11. Finally, make a loop in the wire with your pliers to go around the 90 degree bend: Make sure the wire around the mouth of the jar tight in order to keep the jar from falling out of the wire. Leave yourself only enough wire to make your loop, and cut off any excess wire with wire cutters. Make your loop with your pliers, but leave it slightly opened.

12. Take all the wire off the jar (you’ll put it back on in a second.) Insert the 90 degree bend into the loop, and close the loop.

13. Now to put the wire back on the jar: lay one side of the wire around the mouth of the jar. On the opposite side, slightly move the loop up the handle, and move the 90 degree angled part down below the mouth of the jar. Now move the looped part to the mouth and slide the angled part up into place.

14. If the wire is nice and tight around your jar, success! If it’s loose, try straightening a loop, cutting off a bit of wire and making a new loop to hold the jar tighter.
Tips: For a pretty alternative, consider adding beads to the jar with more wire. To keep your candle from moving too much, you can put sand or pebbles around the candle in the bottom of the jar.
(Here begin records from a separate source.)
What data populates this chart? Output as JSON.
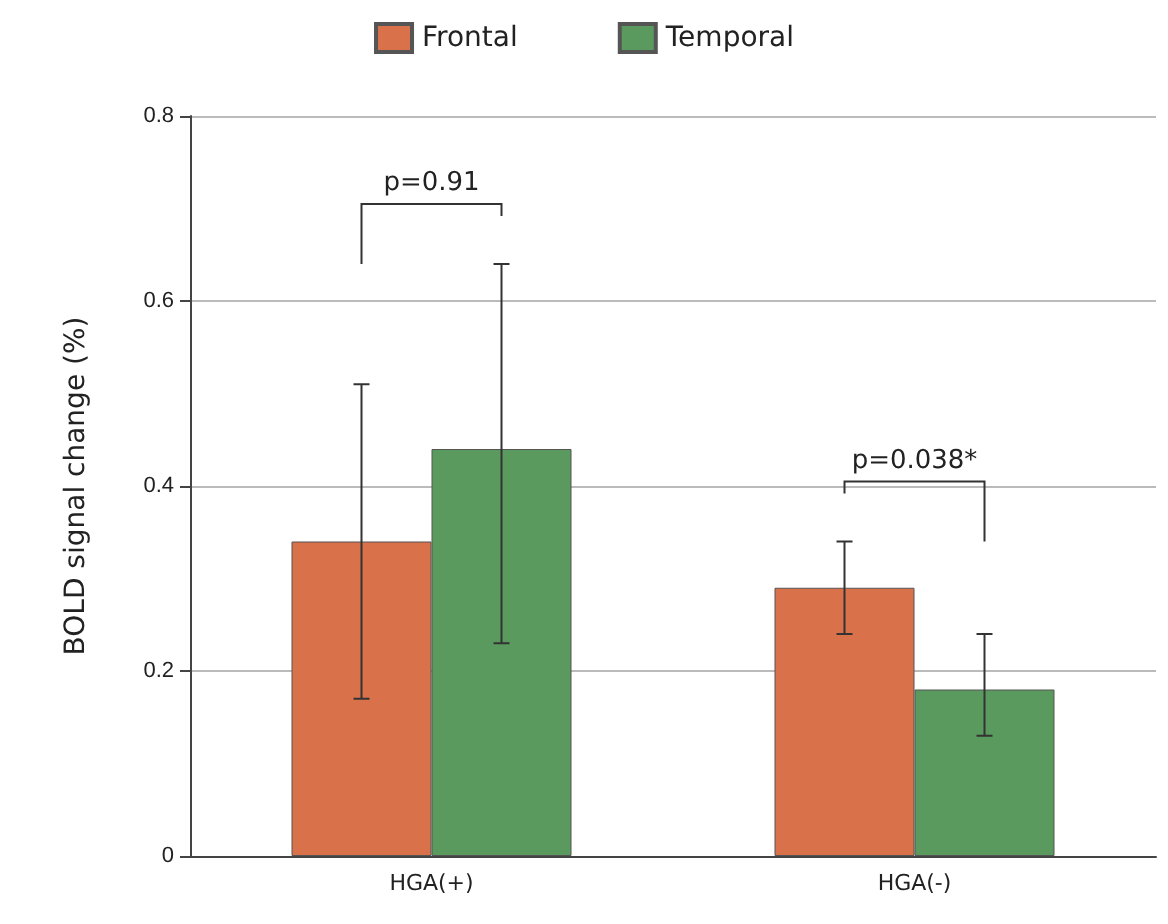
{
  "chart_data": {
    "type": "bar",
    "ylabel": "BOLD signal change (%)",
    "categories": [
      "HGA(+)",
      "HGA(-)"
    ],
    "series": [
      {
        "name": "Frontal",
        "color": "#d9714a",
        "values": [
          0.34,
          0.29
        ],
        "errors": [
          [
            0.17,
            0.51
          ],
          [
            0.24,
            0.34
          ]
        ]
      },
      {
        "name": "Temporal",
        "color": "#5a9a5e",
        "values": [
          0.44,
          0.18
        ],
        "errors": [
          [
            0.23,
            0.64
          ],
          [
            0.13,
            0.24
          ]
        ]
      }
    ],
    "ylim": [
      0,
      0.8
    ],
    "yticks": [
      0,
      0.2,
      0.4,
      0.6,
      0.8
    ],
    "grid": "y",
    "legend": "top",
    "annotations": [
      "p=0.91",
      "p=0.038*"
    ]
  }
}
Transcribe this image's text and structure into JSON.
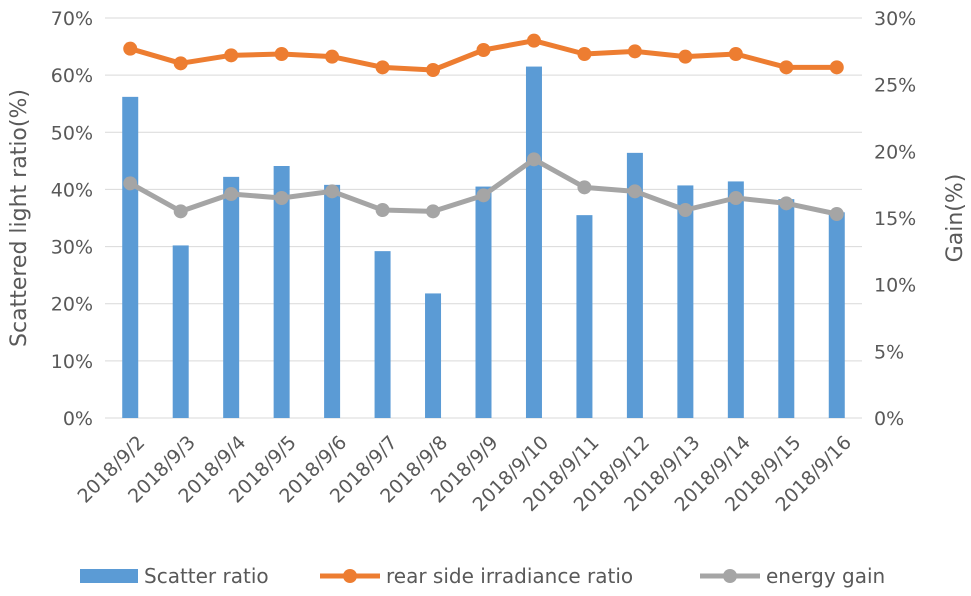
{
  "chart_data": {
    "type": "bar",
    "categories": [
      "2018/9/2",
      "2018/9/3",
      "2018/9/4",
      "2018/9/5",
      "2018/9/6",
      "2018/9/7",
      "2018/9/8",
      "2018/9/9",
      "2018/9/10",
      "2018/9/11",
      "2018/9/12",
      "2018/9/13",
      "2018/9/14",
      "2018/9/15",
      "2018/9/16"
    ],
    "series": [
      {
        "name": "Scatter ratio",
        "type": "bar",
        "axis": "left",
        "color": "#5B9BD5",
        "values": [
          56.2,
          30.2,
          42.2,
          44.1,
          40.8,
          29.2,
          21.8,
          40.5,
          61.5,
          35.5,
          46.4,
          40.7,
          41.4,
          38.3,
          36.0
        ]
      },
      {
        "name": "rear side irradiance ratio",
        "type": "line",
        "axis": "right",
        "color": "#ED7D31",
        "values": [
          27.7,
          26.6,
          27.2,
          27.3,
          27.1,
          26.3,
          26.1,
          27.6,
          28.3,
          27.3,
          27.5,
          27.1,
          27.3,
          26.3,
          26.3
        ]
      },
      {
        "name": "energy gain",
        "type": "line",
        "axis": "right",
        "color": "#A5A5A5",
        "values": [
          17.6,
          15.5,
          16.8,
          16.5,
          17.0,
          15.6,
          15.5,
          16.7,
          19.4,
          17.3,
          17.0,
          15.6,
          16.5,
          16.1,
          15.3
        ]
      }
    ],
    "y_left": {
      "label": "Scattered light ratio(%)",
      "ylim": [
        0,
        70
      ],
      "ticks": [
        0,
        10,
        20,
        30,
        40,
        50,
        60,
        70
      ],
      "tick_labels": [
        "0%",
        "10%",
        "20%",
        "30%",
        "40%",
        "50%",
        "60%",
        "70%"
      ]
    },
    "y_right": {
      "label": "Gain(%)",
      "ylim": [
        0,
        30
      ],
      "ticks": [
        0,
        5,
        10,
        15,
        20,
        25,
        30
      ],
      "tick_labels": [
        "0%",
        "5%",
        "10%",
        "15%",
        "20%",
        "25%",
        "30%"
      ]
    },
    "grid": true,
    "legend_position": "bottom"
  }
}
Finally, just be careful where you place your lantern…think about the heat & fire and all possibilities for broken glass…be safe!
[...] am getting excited for the candle lanterns that Colleen is making in her tutorial this week. I have some citronella candles that I use to avoid the bugs in the summer on the front [...]
Hey Colleen! If the jar you are using has the concave bump and you really want to use it just put a little sand in the bottom to even things out.